I'm looking at Rudin's definition of the derivative. Here it is:
Let $f:[a,b]\to\mathbb{R}$. For any $x\in[a,b]$ form the quotient $\phi(t)=\frac{f(t)-f(x)}{t-x}$ where $a<t<b$ and $t\neq x$. Define $f'(x)=\lim_{t\to x}\phi(t)$ provided this limit exists. $f'$ is called the derivative of $f$. If $f'$ is defined at a point $x$, we say $f$ is differentiable at $x$.
So we can only say "$f$ is differentiable at $x$" if $f$ meets the requirements of the definition, one of which is that the domain of $f$ is some interval $[a,b]$. So $f$ having domain $[a,b]$ is necessary for $f$ to be differentiable at $x\in[a,b]$.

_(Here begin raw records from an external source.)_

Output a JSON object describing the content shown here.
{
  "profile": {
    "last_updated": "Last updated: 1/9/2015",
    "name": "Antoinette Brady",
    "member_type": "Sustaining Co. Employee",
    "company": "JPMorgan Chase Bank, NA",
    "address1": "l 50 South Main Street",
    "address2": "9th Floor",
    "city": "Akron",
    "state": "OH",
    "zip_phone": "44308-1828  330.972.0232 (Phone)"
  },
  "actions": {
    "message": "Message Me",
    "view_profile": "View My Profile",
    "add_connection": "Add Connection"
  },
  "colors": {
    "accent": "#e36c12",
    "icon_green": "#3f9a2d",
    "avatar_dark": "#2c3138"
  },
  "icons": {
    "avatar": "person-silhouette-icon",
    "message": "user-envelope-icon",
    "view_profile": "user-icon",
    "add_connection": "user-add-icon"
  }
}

So then what does it mean for a function to be "differentiable everywhere" or "differentiable at every point of $\mathbb{R}$"? If we want to say a function $g$ has a derivative at every point of $\mathbb{R}$, then we cannot be using this definition since $g$ would necessarily not have domain $[a,b]$. We would only be able to say that some restriction of $g$ to an interval $I$ is differentiable at every point of $E\subseteq I$. (And this restriction is not $g$.)